Jussie Smollett doesn’t escape the shooting gallery of Chappelle’s ire either, fulfilling the delicious promise teased by Chris Rock at the NAACP Awards earlier this year. (I wasn’t a fan of Tambourine, but Rock’s brief adlib at the ceremony made me yearn for more material.) Chappelle does a better job of deconstructing Jussie Smollet than he does Louis CK or Michael Jackson.

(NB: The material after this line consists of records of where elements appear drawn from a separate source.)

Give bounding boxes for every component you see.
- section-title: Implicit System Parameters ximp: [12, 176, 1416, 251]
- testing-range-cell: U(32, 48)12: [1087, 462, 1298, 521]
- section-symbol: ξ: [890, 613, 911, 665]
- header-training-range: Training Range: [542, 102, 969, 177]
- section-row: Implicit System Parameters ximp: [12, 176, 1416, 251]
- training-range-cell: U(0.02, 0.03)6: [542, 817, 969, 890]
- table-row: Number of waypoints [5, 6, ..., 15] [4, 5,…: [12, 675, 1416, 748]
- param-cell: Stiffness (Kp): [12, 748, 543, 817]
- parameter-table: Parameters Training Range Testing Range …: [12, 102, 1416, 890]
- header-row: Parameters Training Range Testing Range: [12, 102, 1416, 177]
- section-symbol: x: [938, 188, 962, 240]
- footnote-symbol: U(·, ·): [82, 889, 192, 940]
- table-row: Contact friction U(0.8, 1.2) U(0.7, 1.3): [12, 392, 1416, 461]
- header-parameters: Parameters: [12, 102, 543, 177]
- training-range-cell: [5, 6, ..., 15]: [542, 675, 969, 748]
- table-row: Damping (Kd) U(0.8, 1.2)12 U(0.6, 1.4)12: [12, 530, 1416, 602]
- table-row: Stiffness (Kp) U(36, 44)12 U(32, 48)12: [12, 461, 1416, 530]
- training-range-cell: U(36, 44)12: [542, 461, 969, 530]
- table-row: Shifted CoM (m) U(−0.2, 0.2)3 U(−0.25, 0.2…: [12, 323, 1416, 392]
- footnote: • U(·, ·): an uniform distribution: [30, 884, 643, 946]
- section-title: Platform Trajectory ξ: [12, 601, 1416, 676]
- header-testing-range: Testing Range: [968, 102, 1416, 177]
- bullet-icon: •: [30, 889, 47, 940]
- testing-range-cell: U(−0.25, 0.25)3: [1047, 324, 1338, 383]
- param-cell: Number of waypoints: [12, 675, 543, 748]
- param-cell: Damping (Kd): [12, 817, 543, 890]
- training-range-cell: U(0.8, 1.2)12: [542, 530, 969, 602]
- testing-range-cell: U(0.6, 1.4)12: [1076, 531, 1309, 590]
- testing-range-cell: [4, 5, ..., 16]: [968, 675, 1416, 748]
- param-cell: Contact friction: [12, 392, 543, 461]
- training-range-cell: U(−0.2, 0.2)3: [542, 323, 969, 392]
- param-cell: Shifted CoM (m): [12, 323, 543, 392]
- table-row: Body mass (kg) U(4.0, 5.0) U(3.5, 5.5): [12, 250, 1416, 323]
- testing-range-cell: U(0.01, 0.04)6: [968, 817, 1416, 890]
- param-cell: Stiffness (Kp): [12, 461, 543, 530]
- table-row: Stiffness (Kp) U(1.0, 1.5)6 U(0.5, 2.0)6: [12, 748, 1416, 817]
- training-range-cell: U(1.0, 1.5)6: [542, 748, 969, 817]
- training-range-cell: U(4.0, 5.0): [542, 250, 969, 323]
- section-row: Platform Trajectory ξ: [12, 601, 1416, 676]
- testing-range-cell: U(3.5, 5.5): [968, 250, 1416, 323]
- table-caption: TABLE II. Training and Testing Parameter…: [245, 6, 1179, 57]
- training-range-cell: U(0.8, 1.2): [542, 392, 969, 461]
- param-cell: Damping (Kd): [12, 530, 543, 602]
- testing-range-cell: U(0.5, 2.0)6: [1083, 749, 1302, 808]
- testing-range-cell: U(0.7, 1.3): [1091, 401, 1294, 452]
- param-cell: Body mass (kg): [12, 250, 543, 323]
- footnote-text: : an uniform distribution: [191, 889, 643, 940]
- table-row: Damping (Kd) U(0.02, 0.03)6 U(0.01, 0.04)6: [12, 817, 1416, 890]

With the right topic, Chappelle can be outrageous, provoking, and insightful all at once. Through his timing and cleverness, he can take all the rage and frustration towards hot-button issues and channel them into painfully funny punchlines. It’s a release only laughter can bring. Think his classic baby on a corner bit from Killin’ Them Softly, or the Bill Cosby “rapes, but he saves” retort from Age of Spin. Or how he uses the hat trick line, “So I kicked her in the pussy” as the cathartic final word on Emmett Till’s lying accuser in Equanimity.
He ends on a similar note, managing the impossible and getting us to laugh about a sensitive topic. It’s just a shame Chappelle doesn’t find his footing until halfway in. Otherwise, Sticks & Stones feels like half of what could’ve been a great standup.
I’m saying this as a fan. The first standup I ever watched was Killin’ Them Softly; I grew up to Chappelle’s Show and his ballsy brand of humor, and Robin Hood: Men in Tights remains a cherished movie that my siblings and I ritualistically quote. When Chappelle made his mainstream comeback in 2016, we sat down and watched him host SNL— and I haven’t watched an episode of SNL in YEARS. So I say this with nothing but love and admiration for the guy: Chappelle can do better.
I get Dave’s fixation on cancel culture, but being that this is the 2nd special in a row now that he’s talked about the heartaches of what he can and cannot say – Chappelle unduly comes off as whiny. The title Sticks & Stones is a deliberate jab at woke, PC, and callout culture— the same way his green jumpsuit is intended to color him guilty. He wants to justify why it’s okay for him to say shocking and offensive things, but it’s a lot more like he’s pleading his audience to continue laughing long after the applause has died down. It reads like overkill when Chappelle has mined surefire laughs without needing an abundance of slurs anyhow.
I don’t have a problem with what Chappelle is willing to say. Because laughing at something and identifying with it are two totally different matters. To conflate the two is in itself outlandish and offensive. The real problem is that some of what Chappelle says is not that clever or new. That used to come naturally to him, whether it was shining Bill Cosby as “the Steph Curry of rape,” or likening Trump’s crazy leadership of America to seeing a crack pipe in an Uber driver’s passenger seat.
The only offensive thing about Sticks & Stones is that it’s not as funny as it should be. Chappelle is using the stage to vent at this point, to provoke for the sanctity of offending rather than meaningfully (and comedically) expressing his frustrations with real-world social issues and anxieties. It merits saying, comedy is not a one-size fits all. It’s allowed to be imperfect, to have rough edges, make mistakes, ruffle some feathers. In an age where we like to pretend how we ought to like and laugh at the same things, comedy of all things has to be human; it needs to be. But first and foremost, it has to be funny.